Radiation Therapy
The side effects of radiation therapy depend mainly on the amount of radiation given and the part of the body that is treated. Radiation therapy to the abdomen and pelvis may cause nausea, vomiting, diarrhea, bloody stools, rectal leakage, or urinary discomfort. In addition, the skin in the treated area may become red, dry, and tender.
Patients are likely to become very tired during radiation therapy, especially in the later weeks of treatment. Resting is important, but doctors usually advise patients to try to stay as active as they can.
Although the side effects of radiation therapy can be distressing, the doctor can usually treat or control them.
Nutrition
It is important to eat well during cancer treatment. Eating well means getting enough calories to maintain a good weight and enough protein to keep up strength. Good nutrition often helps people with cancer feel better and have more energy.
But eating well can be difficult. Patients may not feel like eating if they are uncomfortable or tired. Also, the side effects of treatment, such as poor appetite, nausea, vomiting, or mouth sores, can be a problem. Some people find that foods do not taste as good during cancer therapy.
The doctor, dietitian, or other health care provider can suggest ways to maintain a healthy diet. Patients and their families may want to read the National Cancer Institute booklet Eating Hints for Cancer Patients, which contains many useful ideas and recipes. The "National Cancer Institute Booklets" section tells how to get this publication.
Rehabilitation
Rehabilitation is an important part of cancer care. The health care team makes every effort to help the patient return to normal activities as soon as possible.
A person with a stoma needs to learn to care for it. Doctors, nurses, and enterostomal therapists can help. Often, enterostomal therapists visit the person before surgery to discuss what to expect. They teach the person how to care for the stoma after surgery. They talk about lifestyle issues, including emotional, physical, and sexual concerns. Often they can provide information about resources and support groups.
Follow-up Care
Follow-up care after treatment for colorectal cancer is important. Even when the cancer seems to have been completely removed or destroyed, the disease sometimes returns because undetected cancer cells remained somewhere in the body after treatment. The doctor monitors the person's recovery and checks for recurrence of the cancer. Checkups help ensure that any changes in health are noted. Checkups may include a physical exam (including a digital rectal exam), lab tests (including fecal occult blood test and CEA test), colonoscopy, x-rays, CT scans, or other tests. Between scheduled visits with the doctor, patients should contact the doctor as soon as any health problems appear.

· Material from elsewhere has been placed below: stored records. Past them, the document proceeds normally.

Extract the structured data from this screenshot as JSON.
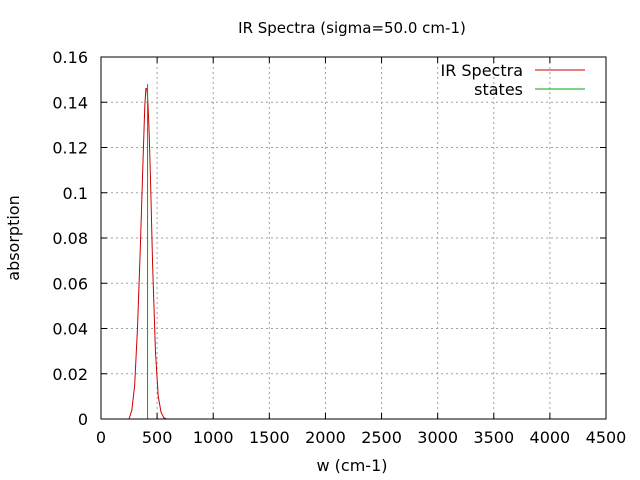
{
  "chart_data": {
    "type": "line",
    "title": "IR Spectra (sigma=50.0 cm-1)",
    "xlabel": "w (cm-1)",
    "ylabel": "absorption",
    "xlim": [
      0,
      4500
    ],
    "ylim": [
      0,
      0.16
    ],
    "xticks": [
      0,
      500,
      1000,
      1500,
      2000,
      2500,
      3000,
      3500,
      4000,
      4500
    ],
    "yticks": [
      0,
      0.02,
      0.04,
      0.06,
      0.08,
      0.1,
      0.12,
      0.14,
      0.16
    ],
    "xtick_labels": [
      "0",
      "500",
      "1000",
      "1500",
      "2000",
      "2500",
      "3000",
      "3500",
      "4000",
      "4500"
    ],
    "ytick_labels": [
      "0",
      "0.02",
      "0.04",
      "0.06",
      "0.08",
      "0.1",
      "0.12",
      "0.14",
      "0.16"
    ],
    "grid": true,
    "legend_position": "top-right",
    "series": [
      {
        "name": "IR Spectra",
        "color": "#cc0000",
        "x": [
          250,
          275,
          300,
          325,
          350,
          375,
          390,
          400,
          410,
          420,
          430,
          440,
          460,
          485,
          510,
          535,
          560,
          585
        ],
        "y": [
          0.0,
          0.004,
          0.015,
          0.04,
          0.075,
          0.115,
          0.138,
          0.146,
          0.146,
          0.138,
          0.125,
          0.108,
          0.068,
          0.03,
          0.01,
          0.003,
          0.0005,
          0.0
        ]
      },
      {
        "name": "states",
        "color": "#00aa00",
        "x": [
          415,
          415
        ],
        "y": [
          0,
          0.148
        ]
      }
    ]
  }
}
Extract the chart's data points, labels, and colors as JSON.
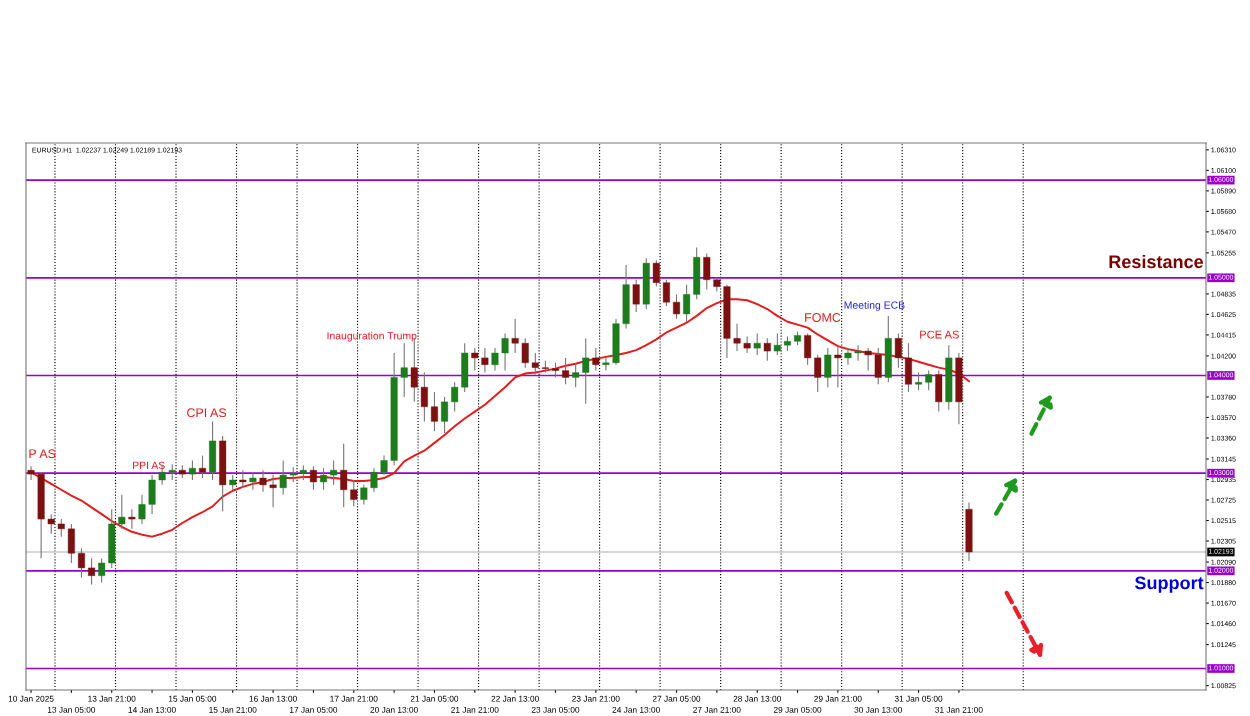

The NCI has prepared a booklet for people who have completed their treatment to help answer questions about follow-up care and other concerns. Facing Forward Series: Life After Cancer Treatment provides tips for making the best use of medical visits. It describes how to talk to the doctor about creating a plan of action for recovery and future health.
Support for People with Colorectal Cancer
Living with a serious disease such as colorectal cancer is not easy. People may worry about caring for their families, keeping their jobs, or continuing daily activities. Concerns about treatments and managing side effects, hospital stays, and medical bills are also common. Doctors, nurses, and other members of the health care team can answer questions about treatment, working, or other activities. Meeting with a social worker, counselor, or member of the clergy can be helpful to those who want to talk about their feelings or discuss their concerns. Often, a social worker can suggest resources for financial aid, transportation, home care, or emotional support.
Support groups also can help. In these groups, patients or their family members meet with other patients or their families to share what they have learned about coping with the disease and the effects of treatment. Groups may offer support in person, over the telephone, or on the Internet. Patients may want to talk with a member of their health care team about finding a support group.
The Cancer Information Service can provide information to help patients and their families locate programs, services, and publications.